Mystic, a child theme of Esotera, is a fast and lightweight multi-purpose theme with a great level of customization. It makes great use of colors, shadows and gradients to make your content stand out. You can use it for anything from blogs and portfolio sites to business and other professional sites. E-commerce and photography sites are also highly recommended.

Mystic is responsive, optimized for speed, SEO and mobile friendly, RTL and translation ready and of course WooCommerce compatible.

Built with design in mind, it will attract your users with great use of color, curves, lines and shadows while tasteful animations will enhance the browsing experience.
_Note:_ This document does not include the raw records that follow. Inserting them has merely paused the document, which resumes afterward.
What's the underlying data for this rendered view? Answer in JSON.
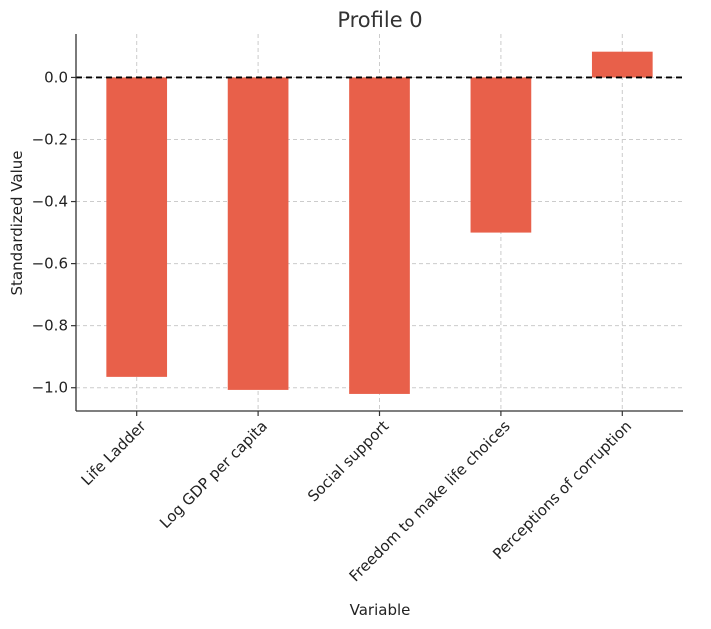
{
  "chart_data": {
    "type": "bar",
    "title": "Profile 0",
    "xlabel": "Variable",
    "ylabel": "Standardized Value",
    "categories": [
      "Life Ladder",
      "Log GDP per capita",
      "Social support",
      "Freedom to make life choices",
      "Perceptions of corruption"
    ],
    "values": [
      -0.965,
      -1.007,
      -1.02,
      -0.5,
      0.083
    ],
    "ylim": [
      -1.075,
      0.14
    ],
    "yticks": [
      0.0,
      -0.2,
      -0.4,
      -0.6,
      -0.8,
      -1.0
    ],
    "ytick_labels": [
      "0.0",
      "−0.2",
      "−0.4",
      "−0.6",
      "−0.8",
      "−1.0"
    ],
    "grid": true,
    "reference_line": 0,
    "bar_color": "#e8604a"
  }
}
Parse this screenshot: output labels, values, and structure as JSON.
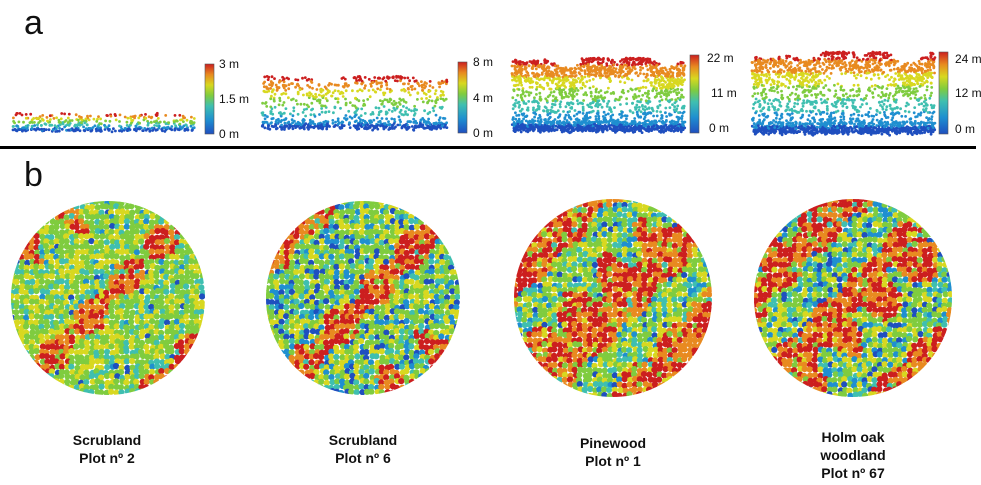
{
  "panels": {
    "a": "a",
    "b": "b"
  },
  "profiles": [
    {
      "id": "scrubland-2",
      "ticks": [
        "3 m",
        "1.5 m",
        "0 m"
      ],
      "max_height_m": 3
    },
    {
      "id": "scrubland-6",
      "ticks": [
        "8 m",
        "4 m",
        "0 m"
      ],
      "max_height_m": 8
    },
    {
      "id": "pinewood-1",
      "ticks": [
        "22 m",
        "11 m",
        "0 m"
      ],
      "max_height_m": 22
    },
    {
      "id": "holm-oak-67",
      "ticks": [
        "24 m",
        "12 m",
        "0 m"
      ],
      "max_height_m": 24
    }
  ],
  "plots": [
    {
      "lines": [
        "Scrubland",
        "Plot nº 2"
      ]
    },
    {
      "lines": [
        "Scrubland",
        "Plot nº 6"
      ]
    },
    {
      "lines": [
        "Pinewood",
        "Plot nº 1"
      ]
    },
    {
      "lines": [
        "Holm oak",
        "woodland",
        "Plot nº 67"
      ]
    }
  ],
  "colors": {
    "ramp": [
      "#1f4fbf",
      "#1f8fd0",
      "#3fbfb0",
      "#7fcc3f",
      "#d8d820",
      "#e88a20",
      "#cc1f1f"
    ]
  }
}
And being a skin of Esotera, it’s all highly customizable, as you’ve come to expect. The landing page is mostly unchanged from Esotera’s but, as you can see from the following screenshots, the blog and single pages and posts have been heavily modified.

You can download Mystic on WordPress.org or install it straight from your WP dashboard. Have fun!

Esotera is a colorful WordPress theme with a great set of features. For more info check out the theme's page.

3 Comments

  1. Are Cryout Creations themes still being supported? There have been no new updates on this blog since Feb of last year, and updates for older themes seem to have stopped. I am on Septera v1.5.1 which hasn’t had any meaningful updates in a very long time.

    I am still very happy with my theme and nothing is broken, but if this company is no longer supporting their products, I don’t want to wait until something breaks to see what my other options are.

  2. I am trying to customize Mystic on my WordPress using Chrome – but the changes that I make do not show up on my mobile, my Firefox, or even my incognito Chrome. The same Chrome does show them. What am I doing wrong?

    Would appreciate any pointers. thanks.
    Rohit

    Website: rohitchandra.com

    1. When any kind of changes (in content, in configuration) don’t take effect on the frontend immediately (selectively for some browsers/devices or generally), the first suspect is (some form of) caching. This can be on the site under your control, or at the server level usually outside your control. Additionally, mobile browsers also cache heavily on their own and require extra steps to force a refresh.